9. What was the length of exposure?

Unknown / Inconnu

10. Time between exposure and onset of symptoms

>3 days <=1 wk / >3 jours <=1 sem

11. List all symptoms

System

  • General
    • Symptom - Death
  • Nervous and Muscular Systems
    • Symptom - Other
    • Specify - neurological signs
  • Blood
    • Symptom - Dec. acetylcholinesterase enzyme actv
    • Specify - 50 percent dec in brain cholinesterase

12. How long did the symptoms last?

Persisted until death

13. Was medical treatment provided? Provide details in question 17.

Unknown

14. a) Was the animal hospitalized?

Unknown

14. b) How long was the animal hospitalized?

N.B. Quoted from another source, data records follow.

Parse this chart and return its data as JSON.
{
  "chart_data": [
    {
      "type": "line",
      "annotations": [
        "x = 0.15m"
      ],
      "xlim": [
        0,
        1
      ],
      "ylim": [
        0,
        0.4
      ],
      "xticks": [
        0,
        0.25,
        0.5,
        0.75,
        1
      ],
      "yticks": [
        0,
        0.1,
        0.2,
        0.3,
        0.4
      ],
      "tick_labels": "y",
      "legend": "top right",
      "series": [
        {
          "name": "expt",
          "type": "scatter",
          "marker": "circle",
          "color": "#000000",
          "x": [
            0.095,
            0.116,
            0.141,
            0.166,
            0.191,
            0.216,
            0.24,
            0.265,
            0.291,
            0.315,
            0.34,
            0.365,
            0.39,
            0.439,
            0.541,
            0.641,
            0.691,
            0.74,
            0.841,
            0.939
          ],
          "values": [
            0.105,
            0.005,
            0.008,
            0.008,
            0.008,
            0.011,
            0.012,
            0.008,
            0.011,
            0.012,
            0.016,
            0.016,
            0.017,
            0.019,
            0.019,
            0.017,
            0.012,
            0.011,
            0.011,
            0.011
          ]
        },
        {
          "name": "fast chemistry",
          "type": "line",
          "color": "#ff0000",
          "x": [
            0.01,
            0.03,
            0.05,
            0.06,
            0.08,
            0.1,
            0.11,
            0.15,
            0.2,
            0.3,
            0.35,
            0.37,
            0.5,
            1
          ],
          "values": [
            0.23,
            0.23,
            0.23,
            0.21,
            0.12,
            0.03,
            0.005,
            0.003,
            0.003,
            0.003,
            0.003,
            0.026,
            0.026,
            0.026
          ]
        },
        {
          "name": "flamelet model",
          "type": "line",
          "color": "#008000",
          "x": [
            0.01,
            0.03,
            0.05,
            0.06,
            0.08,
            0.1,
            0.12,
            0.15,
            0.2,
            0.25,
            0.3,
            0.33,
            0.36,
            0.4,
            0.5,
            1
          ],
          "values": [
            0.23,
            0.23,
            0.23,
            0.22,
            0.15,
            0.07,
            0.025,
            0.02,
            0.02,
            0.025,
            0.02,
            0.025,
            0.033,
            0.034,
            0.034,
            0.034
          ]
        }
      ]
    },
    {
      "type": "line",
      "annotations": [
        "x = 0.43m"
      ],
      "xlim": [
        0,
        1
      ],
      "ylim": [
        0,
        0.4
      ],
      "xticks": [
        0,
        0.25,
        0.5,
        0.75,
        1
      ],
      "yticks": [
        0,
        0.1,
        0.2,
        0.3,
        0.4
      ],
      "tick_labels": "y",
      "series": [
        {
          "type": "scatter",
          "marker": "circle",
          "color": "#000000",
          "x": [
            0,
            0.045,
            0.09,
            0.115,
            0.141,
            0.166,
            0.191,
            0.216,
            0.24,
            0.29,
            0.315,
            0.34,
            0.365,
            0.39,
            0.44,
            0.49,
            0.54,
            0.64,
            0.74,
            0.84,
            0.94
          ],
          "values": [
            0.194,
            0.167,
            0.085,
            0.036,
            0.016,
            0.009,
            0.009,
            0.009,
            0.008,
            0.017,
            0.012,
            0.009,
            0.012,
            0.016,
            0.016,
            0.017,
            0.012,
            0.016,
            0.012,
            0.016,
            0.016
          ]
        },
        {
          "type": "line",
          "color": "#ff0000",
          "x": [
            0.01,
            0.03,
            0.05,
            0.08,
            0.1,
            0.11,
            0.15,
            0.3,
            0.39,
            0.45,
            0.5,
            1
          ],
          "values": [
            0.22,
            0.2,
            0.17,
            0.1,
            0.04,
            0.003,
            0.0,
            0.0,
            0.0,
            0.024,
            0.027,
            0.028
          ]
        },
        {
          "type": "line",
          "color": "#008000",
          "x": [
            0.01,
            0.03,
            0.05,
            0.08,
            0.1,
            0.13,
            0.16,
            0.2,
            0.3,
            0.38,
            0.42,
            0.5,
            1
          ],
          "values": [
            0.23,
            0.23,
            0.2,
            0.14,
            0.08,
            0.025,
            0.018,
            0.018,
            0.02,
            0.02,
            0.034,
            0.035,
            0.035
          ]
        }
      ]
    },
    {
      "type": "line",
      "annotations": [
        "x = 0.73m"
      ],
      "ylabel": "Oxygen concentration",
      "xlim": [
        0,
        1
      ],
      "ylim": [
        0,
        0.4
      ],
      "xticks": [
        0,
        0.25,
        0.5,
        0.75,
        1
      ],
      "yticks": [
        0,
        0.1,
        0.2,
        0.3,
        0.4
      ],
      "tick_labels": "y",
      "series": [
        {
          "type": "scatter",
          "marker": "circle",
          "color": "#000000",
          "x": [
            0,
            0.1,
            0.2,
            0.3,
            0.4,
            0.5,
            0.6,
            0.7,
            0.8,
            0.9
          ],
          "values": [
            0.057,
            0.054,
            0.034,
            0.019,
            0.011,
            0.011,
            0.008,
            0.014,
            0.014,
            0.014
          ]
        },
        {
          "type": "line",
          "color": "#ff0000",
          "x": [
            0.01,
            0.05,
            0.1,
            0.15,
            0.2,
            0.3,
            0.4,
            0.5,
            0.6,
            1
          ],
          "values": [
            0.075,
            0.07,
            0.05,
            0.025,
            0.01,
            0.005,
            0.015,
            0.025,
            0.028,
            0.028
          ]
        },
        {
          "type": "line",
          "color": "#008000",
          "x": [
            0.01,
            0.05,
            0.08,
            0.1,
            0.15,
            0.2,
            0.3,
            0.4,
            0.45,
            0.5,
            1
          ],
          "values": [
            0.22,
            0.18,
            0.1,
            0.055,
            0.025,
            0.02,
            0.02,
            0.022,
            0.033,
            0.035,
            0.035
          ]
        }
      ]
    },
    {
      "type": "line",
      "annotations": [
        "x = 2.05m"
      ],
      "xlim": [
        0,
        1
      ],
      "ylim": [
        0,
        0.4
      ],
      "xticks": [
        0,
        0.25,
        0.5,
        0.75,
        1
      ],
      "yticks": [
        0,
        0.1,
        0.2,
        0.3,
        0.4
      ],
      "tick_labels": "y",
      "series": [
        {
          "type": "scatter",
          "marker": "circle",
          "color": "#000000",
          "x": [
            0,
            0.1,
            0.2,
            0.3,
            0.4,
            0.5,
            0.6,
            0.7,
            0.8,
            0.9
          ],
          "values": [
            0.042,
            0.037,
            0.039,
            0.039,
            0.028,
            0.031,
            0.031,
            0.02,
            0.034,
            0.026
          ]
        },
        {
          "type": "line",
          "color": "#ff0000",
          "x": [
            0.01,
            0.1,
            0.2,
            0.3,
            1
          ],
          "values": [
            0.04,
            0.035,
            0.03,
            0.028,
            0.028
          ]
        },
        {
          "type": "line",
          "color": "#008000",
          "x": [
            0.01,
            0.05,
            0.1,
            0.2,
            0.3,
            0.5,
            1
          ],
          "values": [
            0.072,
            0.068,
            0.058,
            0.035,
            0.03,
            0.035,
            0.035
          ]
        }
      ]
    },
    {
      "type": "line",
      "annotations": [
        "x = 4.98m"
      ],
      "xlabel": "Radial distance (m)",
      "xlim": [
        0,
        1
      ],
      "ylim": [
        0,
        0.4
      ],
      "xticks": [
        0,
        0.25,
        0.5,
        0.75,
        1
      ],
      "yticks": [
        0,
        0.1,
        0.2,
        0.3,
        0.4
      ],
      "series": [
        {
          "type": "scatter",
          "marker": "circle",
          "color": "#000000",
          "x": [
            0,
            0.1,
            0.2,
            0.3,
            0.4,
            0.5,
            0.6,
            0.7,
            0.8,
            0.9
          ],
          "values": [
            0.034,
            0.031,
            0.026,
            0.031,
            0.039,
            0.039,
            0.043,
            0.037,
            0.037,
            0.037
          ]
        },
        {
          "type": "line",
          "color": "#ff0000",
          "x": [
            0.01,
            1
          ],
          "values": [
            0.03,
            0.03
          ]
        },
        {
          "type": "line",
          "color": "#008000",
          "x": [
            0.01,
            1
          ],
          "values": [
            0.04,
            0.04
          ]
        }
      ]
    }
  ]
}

15. Outcome of the incident

Died

16. How was the animal exposed?

Other / Autre

specify Unknown if exposure occurred

17. Provide any additional details about the incident

(eg. description of the frequency and severity of the symptoms

1-19432331: A reporter forwarded the following information on 08/06/2009 regarding the potential exposure of 2 llamas to a fungicide containing the active ingredient Azoxystrobin, a fungicide containing the active ingredient Fludioxonil, and an insecticide containing the active ingredient Thiamethoxam. According to the reporter, potatoes treated with the 3 products and 2 non-company products were planted in a field on an unknown date. Two llamas from the neighboring field developed neurologic signs and died within 1 week of the potato planting. Exposure is unknown. Blood and brain samples were analyzed, and a 50% decrease in brain cholinesterase was detected and presumed to be the cause of death. No organophosphates or carbamates were detected in the blood. None of the products used are cholinesterase inhibitors, so a recommendation was made to check for toxic plants and other sources of toxicity. No further information was obtained.


To be determined by Registrant

18. Severity classification (if there is more than 1 possible classification

Death

19. Provide supplemental information here

It is clear that the 3 company products listed are not cholinesterase inhibitors. However, 2 non-company products are unknown and may be cholinesterase Inhibitors.